Marten has also investigated Russia’s military involvement in Syria. In War on the Rocks, a blog widely read by the defense policy community, she wrote about an infamous February skirmish near the eastern city of Deir al-Zour, where pro-Syrian forces including the Wagner Group of Russian mercenaries attacked a U.S.-supported Kurdish outpost. Throughout the incident, Russian military officials denied that Russian forces were involved, and afterward would only admit to the deaths of five Russians—despite a range of evidence, including a Pentagon report, that there were hundreds of casualties among the attackers. Marten analyzed the possible rationales behind Russia’s evasiveness and considered two theories raised elsewhere—that these were rogue actors not under Kremlin control, or that the Kremlin was using the group to test Washington’s willingness to defend its allies—but concluded that only Russian political in-fighting could fully explain the Russian military’s callousness toward this group.

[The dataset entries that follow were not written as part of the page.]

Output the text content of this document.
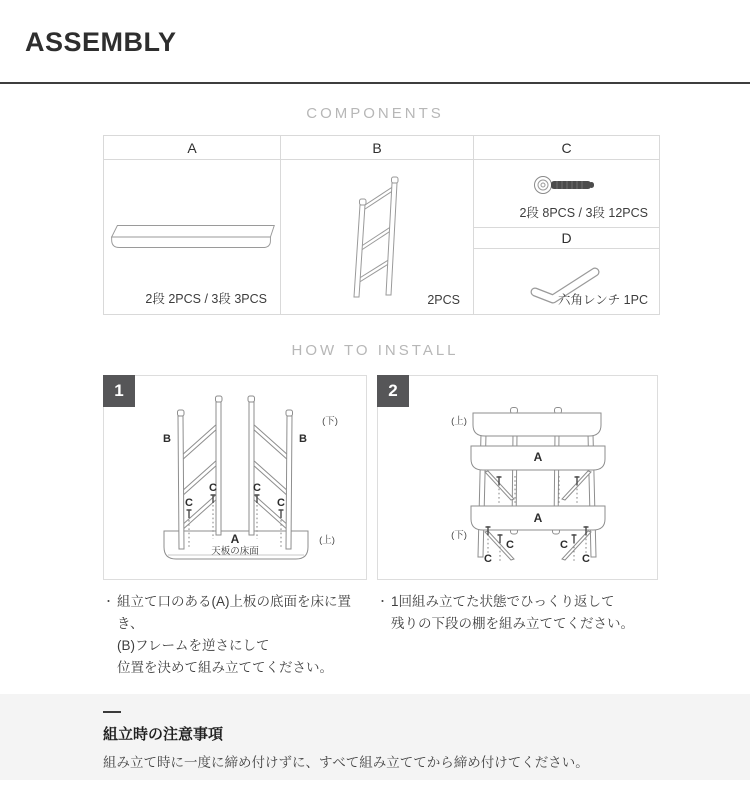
ASSEMBLY
COMPONENTS
A
2段 2PCS / 3段 3PCS
B
2PCS
C
2段 8PCS / 3段 12PCS
D
六角レンチ 1PC
HOW TO INSTALL
1
B	B
C
C
C
C
A
天板の床面
(下)
(上)
2
A
A
C
C
C
C
(上)
(下)
・ 組立て口のある(A)上板の底面を床に置き、
(B)フレームを逆さにして
位置を決めて組み立ててください。
・ 1回組み立てた状態でひっくり返して
残りの下段の棚を組み立ててください。
組立時の注意事項

組み立て時に一度に締め付けずに、すべて組み立ててから締め付けてください。
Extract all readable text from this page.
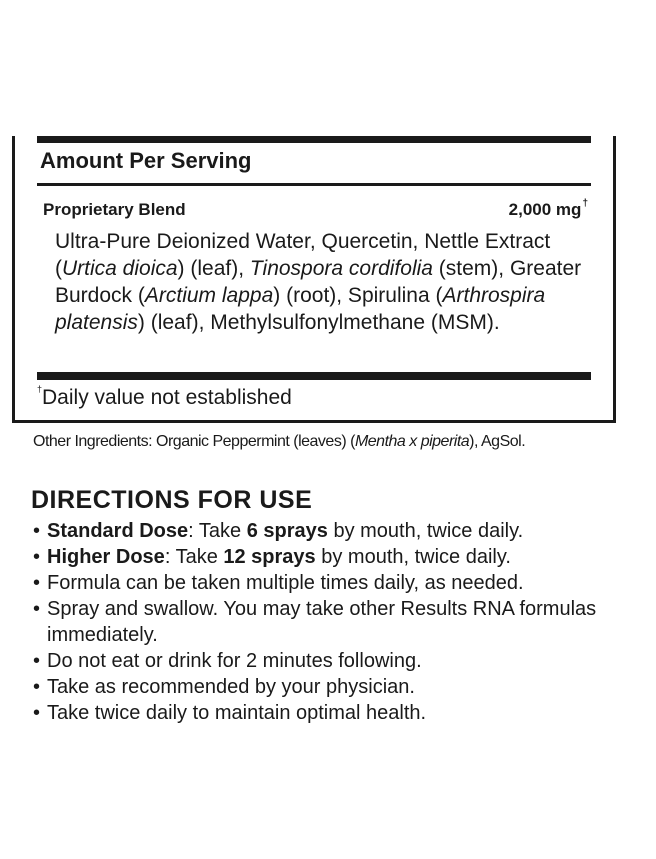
Amount Per Serving
Proprietary Blend	2,000 mg†
Ultra-Pure Deionized Water, Quercetin, Nettle Extract (Urtica dioica) (leaf), Tinospora cordifolia (stem), Greater Burdock (Arctium lappa) (root), Spirulina (Arthrospira platensis) (leaf), Methylsulfonylmethane (MSM).
†Daily value not established
Other Ingredients: Organic Peppermint (leaves) (Mentha x piperita), AgSol.
DIRECTIONS FOR USE
• Standard Dose: Take 6 sprays by mouth, twice daily.
• Higher Dose: Take 12 sprays by mouth, twice daily.
• Formula can be taken multiple times daily, as needed.
• Spray and swallow. You may take other Results RNA formulas immediately.
• Do not eat or drink for 2 minutes following.
• Take as recommended by your physician.
• Take twice daily to maintain optimal health.
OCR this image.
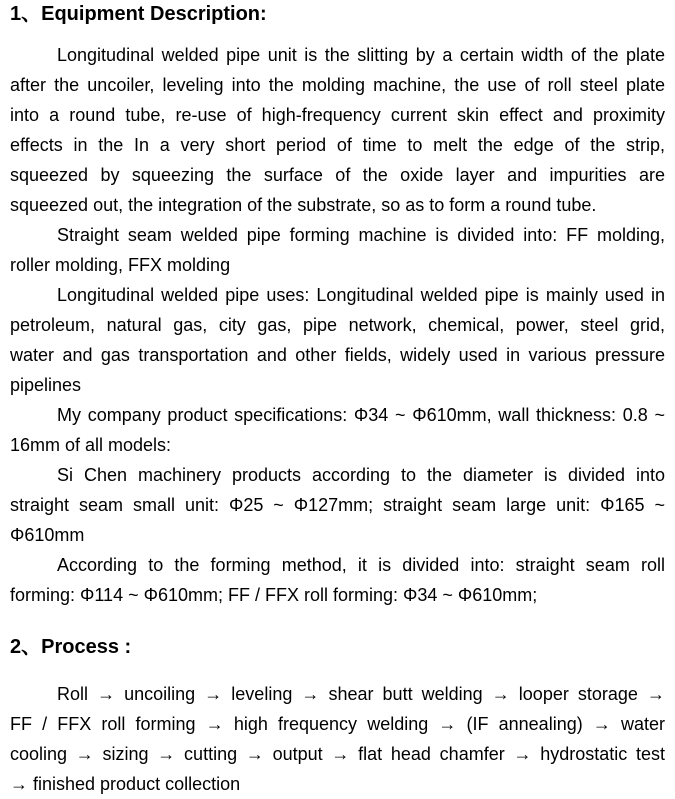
1、Equipment Description:
Longitudinal welded pipe unit is the slitting by a certain width of the plate
after the uncoiler, leveling into the molding machine, the use of roll steel plate
into a round tube, re-use of high-frequency current skin effect and proximity
effects in the In a very short period of time to melt the edge of the strip,
squeezed by squeezing the surface of the oxide layer and impurities are
squeezed out, the integration of the substrate, so as to form a round tube.
Straight seam welded pipe forming machine is divided into: FF molding,
roller molding, FFX molding
Longitudinal welded pipe uses: Longitudinal welded pipe is mainly used in
petroleum, natural gas, city gas, pipe network, chemical, power, steel grid,
water and gas transportation and other fields, widely used in various pressure
pipelines
My company product specifications: Φ34 ~ Φ610mm, wall thickness: 0.8 ~
16mm of all models:
Si Chen machinery products according to the diameter is divided into
straight seam small unit: Φ25 ~ Φ127mm; straight seam large unit: Φ165 ~
Φ610mm
According to the forming method, it is divided into: straight seam roll
forming: Φ114 ~ Φ610mm; FF / FFX roll forming: Φ34 ~ Φ610mm;
2、Process :
Roll → uncoiling → leveling → shear butt welding → looper storage →
FF / FFX roll forming → high frequency welding → (IF annealing) → water
cooling → sizing → cutting → output → flat head chamfer → hydrostatic test
→ finished product collection
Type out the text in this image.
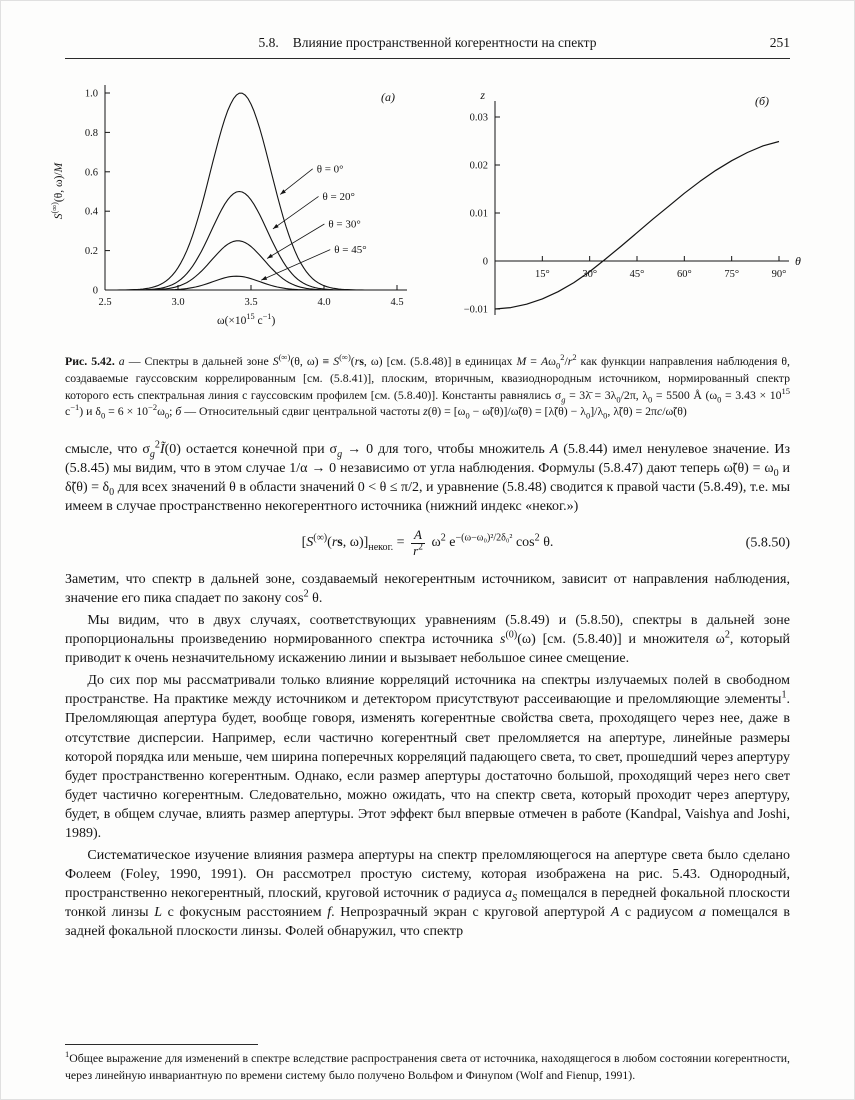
5.8. Влияние пространственной когерентности на спектр	251
0
0.2
0.4
0.6
0.8
1.0
2.5	3.0	3.5	4.0	4.5
θ = 0°
θ = 20°
θ = 30°
θ = 45°
S(∞)(θ, ω)/M
$\omega(\times 10^{15}$ $с^{-1}$)
(а)
0.03
0.02
0.01
0
−0.01
15°	30°	45°	60°	75°	90°
z
θ
(б)
Рис. 5.42. а — Спектры в дальней зоне S(∞)(θ, ω) ≡ S(∞)(rs, ω) [см. (5.8.48)] в единицах $M = A\omega_0^2/r^2$ как функции направления наблюдения θ, создаваемые гауссовским коррелированным [см. (5.8.41)], плоским, вторичным, квазиоднородным источником, нормированный спектр которого есть спектральная линия с гауссовским профилем [см. (5.8.40)]. Константы равнялись $\sigma_g$ = 3λ̄ = $3\lambda_0/2\pi$, $\lambda_0 = 5500$ Å ($\omega_0 = 3.43 \times 10^{15}$ $с^{-1}$) и $\delta_0 = 6 \times 10^{-2}\omega_0$; б — Относительный сдвиг центральной частоты $z(\theta) = [\omega_0$ − ω̃(θ)]/ω̃(θ) = [λ̃(θ) − $\lambda_0]/\lambda_0$, λ̃(θ) = 2πc/ω̃(θ)

смысле, что $\sigma_g^2Ĩ(0)$ остается конечной при $\sigma_g \to 0$ для того, чтобы множитель A (5.8.44) имел ненулевое значение. Из (5.8.45) мы видим, что в этом случае 1/α → 0 независимо от угла наблюдения. Формулы (5.8.47) дают теперь ω̃(θ) = $\omega_0$ и δ̃(θ) = $\delta_0$ для всех значений θ в области значений 0 < θ ≤ π/2, и уравнение (5.8.48) сводится к правой части (5.8.49), т.е. мы имеем в случае пространственно некогерентного источника (нижний индекс «неког.»)

[S(∞)(rs, $\omega)]_{неког.} = \frac{A}{r^2} \omega^2$ $e^{-(\omega-\omega_0)^2/2\delta_0^2}$ $\cos^2 \theta$.	(5.8.50)

Заметим, что спектр в дальней зоне, создаваемый некогерентным источником, зависит от направления наблюдения, значение его пика спадает по закону $\cos^2 \theta$.

Мы видим, что в двух случаях, соответствующих уравнениям (5.8.49) и (5.8.50), спектры в дальней зоне пропорциональны произведению нормированного спектра источника $s^{(0)}(\omega)$ [см. (5.8.40)] и множителя $\omega^2$, который приводит к очень незначительному искажению линии и вызывает небольшое синее смещение.

До сих пор мы рассматривали только влияние корреляций источника на спектры излучаемых полей в свободном пространстве. На практике между источником и детектором присутствуют рассеивающие и преломляющие элементы$^1$. Преломляющая апертура будет, вообще говоря, изменять когерентные свойства света, проходящего через нее, даже в отсутствие дисперсии. Например, если частично когерентный свет преломляется на апертуре, линейные размеры которой порядка или меньше, чем ширина поперечных корреляций падающего света, то свет, прошедший через апертуру будет пространственно когерентным. Однако, если размер апертуры достаточно большой, проходящий через него свет будет частично когерентным. Следовательно, можно ожидать, что на спектр света, который проходит через апертуру, будет, в общем случае, влиять размер апертуры. Этот эффект был впервые отмечен в работе (Kandpal, Vaishya and Joshi, 1989).

Систематическое изучение влияния размера апертуры на спектр преломляющегося на апертуре света было сделано Фолеем (Foley, 1990, 1991). Он рассмотрел простую систему, которая изображена на рис. 5.43. Однородный, пространственно некогерентный, плоский, круговой источник σ радиуса $a_S$ помещался в передней фокальной плоскости тонкой линзы L с фокусным расстоянием f. Непрозрачный экран с круговой апертурой A с радиусом a помещался в задней фокальной плоскости линзы. Фолей обнаружил, что спектр

$^1$Общее выражение для изменений в спектре вследствие распространения света от источника, находящегося в любом состоянии когерентности, через линейную инвариантную по времени систему было получено Вольфом и Финупом (Wolf and Fienup, 1991).
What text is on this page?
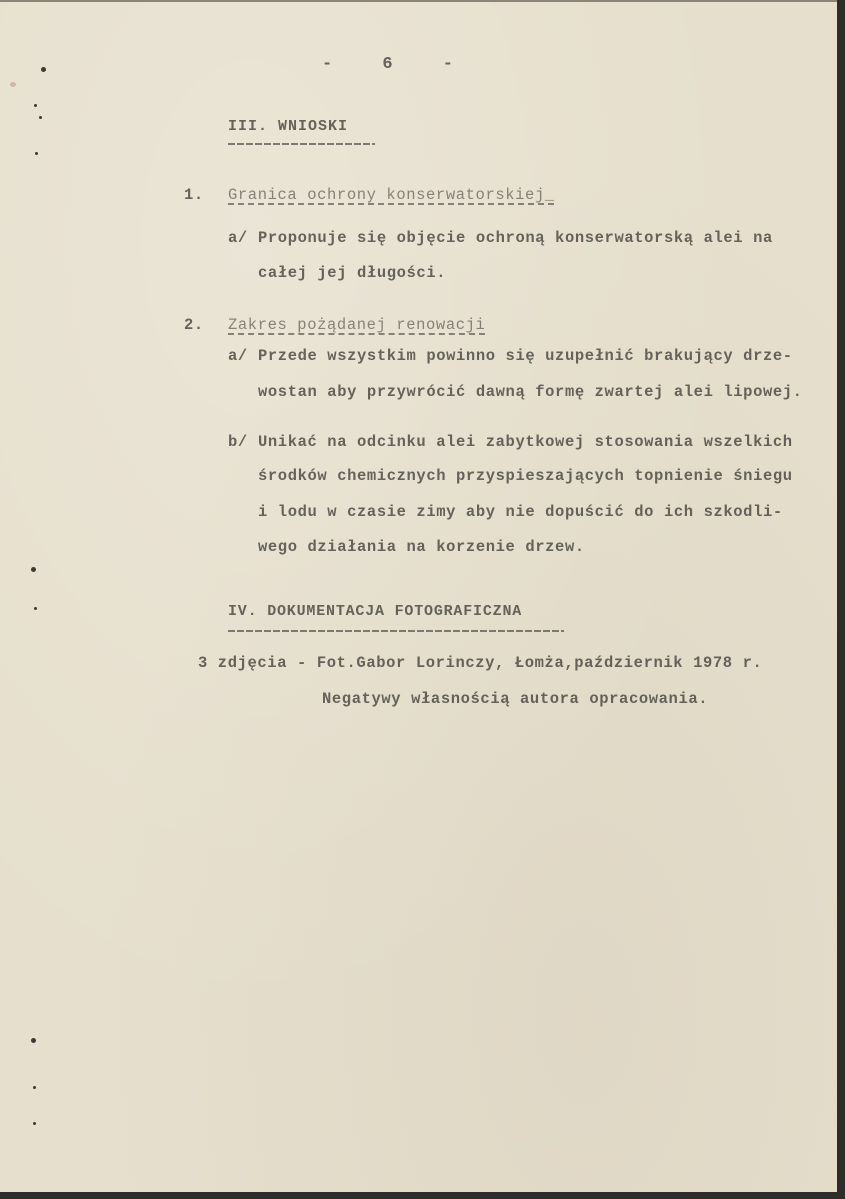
- 6 -
III. WNIOSKI
1. Granica ochrony konserwatorskiej_
a/ Proponuje się objęcie ochroną konserwatorską alei na
całej jej długości.
2. Zakres pożądanej renowacji
a/ Przede wszystkim powinno się uzupełnić brakujący drze-
wostan aby przywrócić dawną formę zwartej alei lipowej.
b/ Unikać na odcinku alei zabytkowej stosowania wszelkich
środków chemicznych przyspieszających topnienie śniegu
i lodu w czasie zimy aby nie dopuścić do ich szkodli-
wego działania na korzenie drzew.
IV. DOKUMENTACJA FOTOGRAFICZNA
3 zdjęcia - Fot.Gabor Lorinczy, Łomża,październik 1978 r.
Negatywy własnością autora opracowania.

In an essay for Lawfare, she looked more broadly at Russia’s relationship with rogue actors, which she calls its “semi-state security actors.” In addition to Wagner, these include Chechen strongman Ramzan Kadyrov’s security forces, Cossacks, and cyber criminals who are allowed to pursue their own activities even as they simultaneously work for the Russian state. While their fuzzy relationships to the state can provide “plausible deniability” for Putin, Marten argued that it is a mistake to assume that they are always following Putin’s direct orders. She therefore urged Western intelligence agencies to “prioritize gathering data about the commercial and political interests of Russia’s semi-state security actors” in order to cut through Russian obfuscation and properly assign motives and blame for their actions.
Marten, who previously held the five-year term Ann Whitney Olin Professorship, also directs the Program on U.S.-Russia Relations at Columbia University's Harriman Institute, and is a member of Columbia's Saltzman Institute of War and Peace Studies, PONARS-Eurasia, and the Council on Foreign Relations (CFR).